Factors Affecting Renal Excretion
Renal excretion is influenced by several factors, including:
Renal blood flow and glomerular filtration rate
Degree of plasma protein binding
Urinary pH, which affects ionization and reabsorption
Drug lipophilicity and molecular size
Changes in renal function due to age or disease may require dose adjustments to prevent toxicity.
Renal Clearance
Renal clearance is defined as the volume of plasma completely cleared of a drug per unit time by the kidneys. It is a quantitative measure of renal drug elimination and is crucial in determining dosing intervals and maintenance doses.
Non-Renal Routes of Drug Excretion
Alternative Excretory Pathways
Drugs may also be eliminated through bile, lungs, saliva, sweat, tears, and breast milk.

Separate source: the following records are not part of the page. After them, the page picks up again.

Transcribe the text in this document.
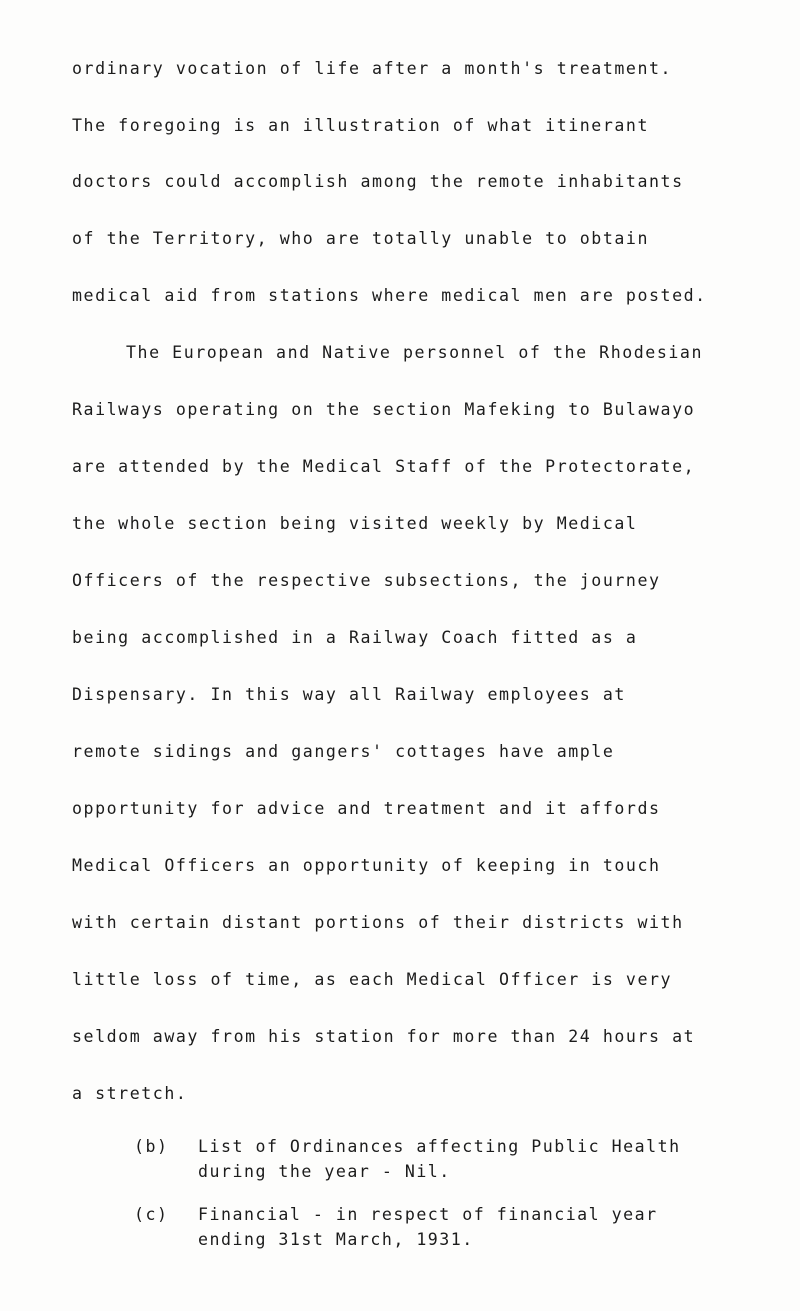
ordinary vocation of life after a month's treatment.
The foregoing is an illustration of what itinerant
doctors could accomplish among the remote inhabitants
of the Territory, who are totally unable to obtain
medical aid from stations where medical men are posted.
The European and Native personnel of the Rhodesian
Railways operating on the section Mafeking to Bulawayo
are attended by the Medical Staff of the Protectorate,
the whole section being visited weekly by Medical
Officers of the respective subsections, the journey
being accomplished in a Railway Coach fitted as a
Dispensary. In this way all Railway employees at
remote sidings and gangers' cottages have ample
opportunity for advice and treatment and it affords
Medical Officers an opportunity of keeping in touch
with certain distant portions of their districts with
little loss of time, as each Medical Officer is very
seldom away from his station for more than 24 hours at
a stretch.
(b) List of Ordinances affecting Public Health
during the year - Nil.
(c) Financial - in respect of financial year
ending 31st March, 1931.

Biliary excretion is particularly important for high-molecular-weight and polar compounds and may lead to enterohepatic circulation, prolonging drug action.
Pulmonary excretion is significant for volatile anesthetics, while drug excretion into breast milk has important clinical implications for lactating mothers.
Bioavailability: Measuring Drug Absorption
Definition and Objectives
Bioavailability is defined as the rate and extent to which an active drug ingredient is absorbed and becomes available at the site of action. Its primary objective is to ensure consistent therapeutic response from a dosage form.
Absolute and Relative Bioavailability
Absolute bioavailability compares drug availability from an extravascular route to intravenous administration.
Relative bioavailability compares two different formulations or brands of the same drug.
These measures help in formulation comparison and dosage optimization.
Measurement of Bioavailability
Pharmacokinetic Approaches
Bioavailability is commonly assessed by measuring plasma drug concentration over time. Key parameters include:
Cmax (maximum plasma concentration)
Tmax (time to reach Cmax)
AUC (Area Under the Curve), representing total drug exposure
These parameters provide insight into both the rate and extent of absorption.
In-Vitro Drug Dissolution Models
Role of Dissolution Testing
In-vitro dissolution testing evaluates how quickly and completely a drug dissolves from its dosage form. Dissolution is often the rate-limiting step for absorption of poorly soluble drugs.
In-Vitro–In-Vivo Correlation (IVIVC)
IVIVC establishes a relationship between dissolution data and in-vivo bioavailability. A good IVIVC allows prediction of clinical performance based on laboratory testing, reducing the need for extensive human studies.
Bioequivalence Studies: Ensuring Therapeutic Consistency
Concept of Bioequivalence
Bioequivalence refers to the absence of a significant difference in bioavailability between two pharmaceutical products when administered at the same dose under similar conditions.
Importance in Generic Drug Approval
Bioequivalence studies ensure that generic drugs are therapeutically equivalent to branded products. Regulatory agencies require that key pharmacokinetic parameters of the test product fall within acceptable limits compared to the reference product.
Enhancing Dissolution Rate and Bioavailability
Strategies for Poorly Soluble Drugs
Poor aqueous solubility is a major challenge in drug development. Methods used to enhance dissolution and bioavailability include:
Particle size reduction and micronization
Solid dispersions and complexation
Use of surfactants and co-solvents
Lipid-based drug delivery systems
These strategies improve drug absorption and therapeutic effectiveness.